Mad adolescent street props if you can make this episodic "supercut" a legitimate part of a lesson on storytelling, digital literacy, or any other bad boy of the new media millennium or the old school 3 R's.  Here is a rarified Mtv-esque beauty that only improves the quality of storytelling with the utter lack of dialogue:

One final thing (call it Item #3, if you must):

Go check out Dan Meyer's analysis of a Radiohead 'message'.  Now! 

Good stuff that, both in terms of the original message and the way that Dan deconstructs the underlying glue that keeps it all moving:


Radiohead, Child Labor, and Visual Literacy from Dan Meyer on Vimeo.

May 08, 2008

Never Bored by "Charlie Bit My Finger"

Confession:

Blogging about education policy, theory, classroom practices, futurism, technology, buzzwords, he-said-she-said politics, architecture, digital-x-y-&-z, and all the rest of its accompanying intellectual cousins has lately begun to lose its spark for me. 

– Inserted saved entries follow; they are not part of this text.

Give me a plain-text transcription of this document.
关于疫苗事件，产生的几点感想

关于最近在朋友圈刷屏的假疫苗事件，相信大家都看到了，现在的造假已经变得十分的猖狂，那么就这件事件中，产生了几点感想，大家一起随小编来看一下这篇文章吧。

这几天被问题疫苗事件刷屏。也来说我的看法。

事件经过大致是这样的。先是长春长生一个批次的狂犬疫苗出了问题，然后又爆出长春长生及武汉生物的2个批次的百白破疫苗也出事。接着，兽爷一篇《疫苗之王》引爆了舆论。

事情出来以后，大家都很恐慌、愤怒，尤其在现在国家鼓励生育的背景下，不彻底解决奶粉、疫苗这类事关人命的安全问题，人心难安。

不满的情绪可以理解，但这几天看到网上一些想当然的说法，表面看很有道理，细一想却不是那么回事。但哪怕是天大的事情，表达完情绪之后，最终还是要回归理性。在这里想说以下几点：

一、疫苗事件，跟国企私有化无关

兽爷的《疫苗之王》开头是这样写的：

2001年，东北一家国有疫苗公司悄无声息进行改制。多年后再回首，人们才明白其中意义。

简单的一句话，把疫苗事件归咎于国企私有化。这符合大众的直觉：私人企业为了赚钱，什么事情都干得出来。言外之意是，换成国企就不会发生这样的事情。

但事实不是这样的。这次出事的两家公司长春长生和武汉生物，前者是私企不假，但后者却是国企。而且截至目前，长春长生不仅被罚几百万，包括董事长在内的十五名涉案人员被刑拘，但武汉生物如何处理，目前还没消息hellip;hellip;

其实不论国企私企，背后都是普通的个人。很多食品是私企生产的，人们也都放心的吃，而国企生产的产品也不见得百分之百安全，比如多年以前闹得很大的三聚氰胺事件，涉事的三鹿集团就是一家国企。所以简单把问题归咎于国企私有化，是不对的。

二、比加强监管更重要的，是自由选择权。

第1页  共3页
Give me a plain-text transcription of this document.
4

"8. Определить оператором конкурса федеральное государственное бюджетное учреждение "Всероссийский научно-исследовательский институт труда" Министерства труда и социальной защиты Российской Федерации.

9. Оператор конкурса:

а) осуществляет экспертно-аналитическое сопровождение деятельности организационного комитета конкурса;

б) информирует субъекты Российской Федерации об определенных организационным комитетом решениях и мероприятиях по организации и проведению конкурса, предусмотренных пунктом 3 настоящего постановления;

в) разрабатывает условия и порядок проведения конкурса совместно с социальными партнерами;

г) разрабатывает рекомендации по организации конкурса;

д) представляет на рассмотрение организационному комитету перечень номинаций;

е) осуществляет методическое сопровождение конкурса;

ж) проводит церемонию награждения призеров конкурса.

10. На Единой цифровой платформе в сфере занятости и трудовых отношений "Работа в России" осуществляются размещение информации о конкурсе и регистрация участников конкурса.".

Not entirely, I must admit.  My brain is still in the hey-that's-edu-bloggable gear 24/7 for the most part.  Hard to shake that instinct when you've been doing it for this long.  But I'm just not sure that I'm still driven by throwing more semantic and link kindling on an ever-moving camp fire of just-in-time global edu-publishing just because I (or the collective 'we') can.

On the other hand, being a still-new papa means I get to put all that blogging energy into the kid's evolving story for his grandparents.  Somehow it seems more real to me than 3 years of "think:lab" edu-cha-cha-cha, if I'm honest with myself. 

And maybe that's telling me something...

Now, back to what caught my attention this morning:  the ever-delightful "Charlie Bit My Finger" home movie. 

Consider it a diversion from edu-talk.  Or consider it why we talk about education in the first place.  It's entirely your call:

If my Beckett ever has a younger sibling biter, we're definitely suggesting he start speaking with a British accent.

Why?

Even in pain, wee British lads sound both elegant & adorable.

If your funny bone ain't nudged a bit by this now-classic video, you ain't breathing.  Gotta love when wee Charlie begins to giggle mid-way through. The frosting on the proverbial cake, me thinks.

And there is no doubt my 10th grade English students will 'meet' Charlie in class when we first pull out Lord of the Flies next fall!